Click for audio: The Quest for Immortality
Many metaphysical teachings suggest that the body need not be subject to the laws of time, space, and gravity, that there’s really no reason for the body to age, get ill, and perish. Some have even taught that we should be able to so align our consciousness with the regenerative properties of God, that we could live in the body forever.
Most who have sought the brass ring of perpetual youth – physical immortality – have taken a less philosophical approach. All one had to do was bathe in the proper healing waters, no consciousness-lifting required. In Jesus’ day, this was the pool of Bethesda. If you were first to make it to the pool after the angel’s disturbed the waters, you would be healed of your malady. And we’ve all heard of Spanish explorer, Ponce de Leon’s quest for the fountain of youth.
It’s estimated that by 2019, the global anti-aging market will be worth an astounding, $191.7 billion U.S. dollars. Beginning in 2012, pro-immortality political parties have organized in Russia, the United States, Israel, and the Netherlands whose aim is to provide political support to research and technologies focused on anti-aging and what they call, radical life extension.
All of this points to the obsession with the body-based self-image. The quest for physical immortality reveals a deep-seated fear that the loss of the body is equal to the annihilation of the soul, our true essence and identity. This fear is reinforced by modern science’s assumption that consciousness is a product of the brain. When the brain dies, so do we.
Because it is easier to identify with the body and its endless needs, we can easily lose sight of the truth that we, as spiritual beings, are by nature immortal. When Paul suggested that we will not all experience the sting of death, I believe he was referring to those who know who and what they are at the deepest level. Near-death research reveals that one of the most common elements of those who have had an NDE is the complete loss of the fear of death. This is because they have experienced the soul and found it to be immortal.
Our quest for immortality amounts to nothing more than a perceptual shift. We are not the body. The body is the physical interface we use to interact with the world. That which we are, the soul, is in this world, but as Jesus said, we’re not of it. We are expressions of the eternal Source of life we call God.
I have thought a lot about the immortality of my soul lately. Knowing that none of us can conceive of “not being,” this seems to support the idea that we cannot die. It is the thought of leaving behind the body and all that I experienced that is hard for me to imagine. For me it will no longer exist, and when I take on a new body, “I” will be someone else!

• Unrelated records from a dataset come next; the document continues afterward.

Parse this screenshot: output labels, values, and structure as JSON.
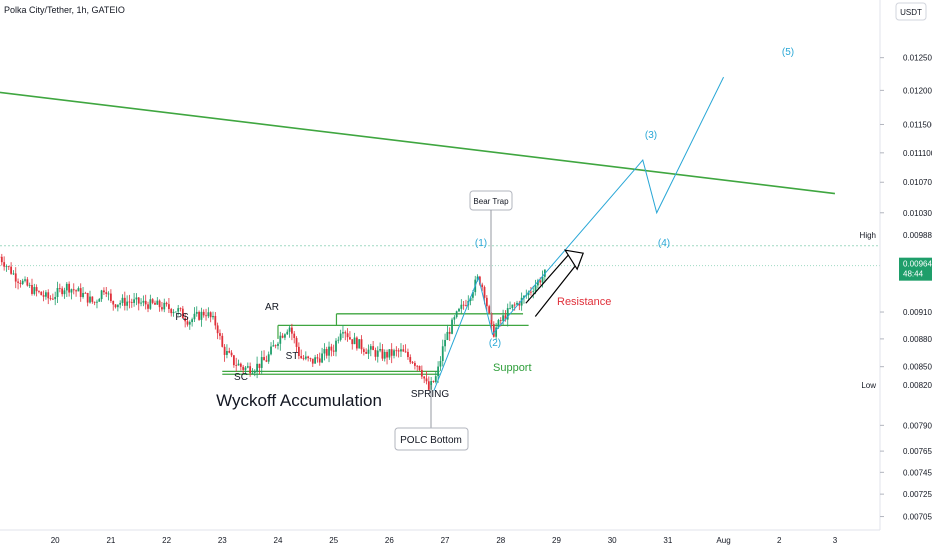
{
  "header": {
    "symbol": "Polka City/Tether, 1h, GATEIO"
  },
  "currency_button": "USDT",
  "colors": {
    "candle_up": "#1e9e6a",
    "candle_down": "#e0303a",
    "trendline": "#3fa640",
    "range_line": "#3fa640",
    "elliott": "#29a7d6",
    "resistance_text": "#e0303a",
    "support_text": "#2e9e3a",
    "price_tag": "#1e9e6a"
  },
  "chart_data": {
    "type": "candlestick",
    "y_axis": {
      "ticks": [
        "0.012500",
        "0.012000",
        "0.011500",
        "0.011100",
        "0.010700",
        "0.010300",
        "0.009100",
        "0.008800",
        "0.008500",
        "0.007900",
        "0.007650",
        "0.007450",
        "0.007250",
        "0.007050"
      ],
      "scale": "log",
      "range": [
        0.00695,
        0.0132
      ]
    },
    "x_axis": {
      "ticks": [
        "20",
        "21",
        "22",
        "23",
        "24",
        "25",
        "26",
        "27",
        "28",
        "29",
        "30",
        "31",
        "Aug",
        "2",
        "3"
      ]
    },
    "high": {
      "label": "High",
      "value": "0.009885"
    },
    "low": {
      "label": "Low",
      "value": "0.008205"
    },
    "last_price": {
      "value": "0.009642",
      "countdown": "48:44"
    },
    "price_path": [
      {
        "x": 19.0,
        "y": 0.00975
      },
      {
        "x": 19.3,
        "y": 0.0095
      },
      {
        "x": 19.6,
        "y": 0.00935
      },
      {
        "x": 19.9,
        "y": 0.00925
      },
      {
        "x": 20.2,
        "y": 0.0094
      },
      {
        "x": 20.5,
        "y": 0.0093
      },
      {
        "x": 20.7,
        "y": 0.0092
      },
      {
        "x": 20.9,
        "y": 0.0094
      },
      {
        "x": 21.0,
        "y": 0.0092
      },
      {
        "x": 21.3,
        "y": 0.00922
      },
      {
        "x": 21.8,
        "y": 0.00918
      },
      {
        "x": 22.2,
        "y": 0.00912
      },
      {
        "x": 22.4,
        "y": 0.009
      },
      {
        "x": 22.7,
        "y": 0.0091
      },
      {
        "x": 22.9,
        "y": 0.00895
      },
      {
        "x": 23.0,
        "y": 0.0087
      },
      {
        "x": 23.2,
        "y": 0.00855
      },
      {
        "x": 23.4,
        "y": 0.00848
      },
      {
        "x": 23.6,
        "y": 0.0085
      },
      {
        "x": 23.8,
        "y": 0.00858
      },
      {
        "x": 24.0,
        "y": 0.0088
      },
      {
        "x": 24.2,
        "y": 0.00895
      },
      {
        "x": 24.4,
        "y": 0.0086
      },
      {
        "x": 24.6,
        "y": 0.00855
      },
      {
        "x": 24.8,
        "y": 0.00862
      },
      {
        "x": 25.0,
        "y": 0.0087
      },
      {
        "x": 25.15,
        "y": 0.00895
      },
      {
        "x": 25.3,
        "y": 0.0088
      },
      {
        "x": 25.6,
        "y": 0.00868
      },
      {
        "x": 25.9,
        "y": 0.00862
      },
      {
        "x": 26.2,
        "y": 0.00866
      },
      {
        "x": 26.4,
        "y": 0.00858
      },
      {
        "x": 26.55,
        "y": 0.0085
      },
      {
        "x": 26.7,
        "y": 0.00825
      },
      {
        "x": 26.85,
        "y": 0.0084
      },
      {
        "x": 27.0,
        "y": 0.0088
      },
      {
        "x": 27.2,
        "y": 0.00905
      },
      {
        "x": 27.4,
        "y": 0.00925
      },
      {
        "x": 27.6,
        "y": 0.0095
      },
      {
        "x": 27.7,
        "y": 0.00935
      },
      {
        "x": 27.85,
        "y": 0.00885
      },
      {
        "x": 28.0,
        "y": 0.009
      },
      {
        "x": 28.2,
        "y": 0.00915
      },
      {
        "x": 28.4,
        "y": 0.00925
      },
      {
        "x": 28.6,
        "y": 0.0094
      },
      {
        "x": 28.8,
        "y": 0.00955
      }
    ],
    "trendline": [
      {
        "x": 18.2,
        "y": 0.01205
      },
      {
        "x": 34.0,
        "y": 0.01055
      }
    ],
    "range_lines": [
      {
        "x1": 23.0,
        "x2": 26.9,
        "y": 0.00845
      },
      {
        "x1": 23.0,
        "x2": 26.9,
        "y": 0.00842
      },
      {
        "x1": 24.0,
        "x2": 28.5,
        "y": 0.00895
      },
      {
        "x1": 25.05,
        "x2": 28.4,
        "y": 0.00908
      }
    ],
    "elliott_wave": [
      {
        "x": 26.8,
        "y": 0.00825
      },
      {
        "x": 27.6,
        "y": 0.0095
      },
      {
        "x": 27.85,
        "y": 0.00885
      },
      {
        "x": 30.55,
        "y": 0.011
      },
      {
        "x": 30.8,
        "y": 0.0103
      },
      {
        "x": 32.0,
        "y": 0.0122
      }
    ],
    "arrow_polygon": [
      {
        "x": 28.45,
        "y": 0.0092
      },
      {
        "x": 29.25,
        "y": 0.0098
      },
      {
        "x": 29.35,
        "y": 0.00965
      },
      {
        "x": 28.62,
        "y": 0.00905
      }
    ],
    "annotations": {
      "wyckoff": [
        {
          "key": "ps",
          "text": "PS"
        },
        {
          "key": "ar",
          "text": "AR"
        },
        {
          "key": "st",
          "text": "ST"
        },
        {
          "key": "sc",
          "text": "SC"
        },
        {
          "key": "spring",
          "text": "SPRING"
        }
      ],
      "waves": [
        {
          "key": "w1",
          "text": "(1)"
        },
        {
          "key": "w2",
          "text": "(2)"
        },
        {
          "key": "w3",
          "text": "(3)"
        },
        {
          "key": "w4",
          "text": "(4)"
        },
        {
          "key": "w5",
          "text": "(5)"
        }
      ],
      "resistance": "Resistance",
      "support": "Support",
      "title": "Wyckoff Accumulation",
      "bear_trap": "Bear Trap",
      "polc_bottom": "POLC Bottom"
    }
  }
}
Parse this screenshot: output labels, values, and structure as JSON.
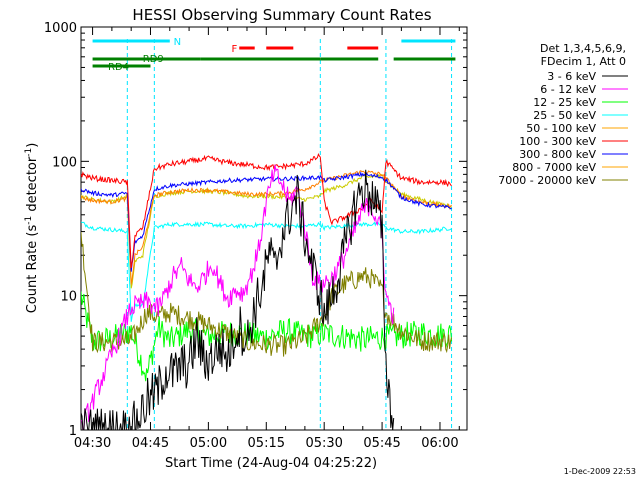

Some believe that we have memories of past experiences, or feelings that we have known a place or person before. I can’t say this has ever happened to me, but once during an audition for a college play, after quieting my mind for a few seconds, I was suddenly able to read my speech with the emotion and voice projection of an experienced actress. When I finished, no one said a word for several seconds, and I was astonished. (I didn’t get that part–didn’t really want it, but worked on the play as part of the crew.)
So I am not afraid of “dying”–I just hope it is not too uncomfortable when the body stops functioning.
Based on the hundreds of NDE cases I have read, we have nothing to fear about leaving our body, and the life we have lived, behind. Most say they have never felt so alive and at home, and have expressed a great deal of trepidation about returning to their body, which seemed cramped and imprisoning.
The body-centered identity is not who we are, and trying to reconcile who we are from the basis of this identity (self-image) is like trying to understand the world from an armchair. But each person must work through all this in their own way, and in their own time. Love is a fundamental of this universe, and love will always be wherever we are, and in whatever way we express. Our current life was once a speculative endeavor. And here we are!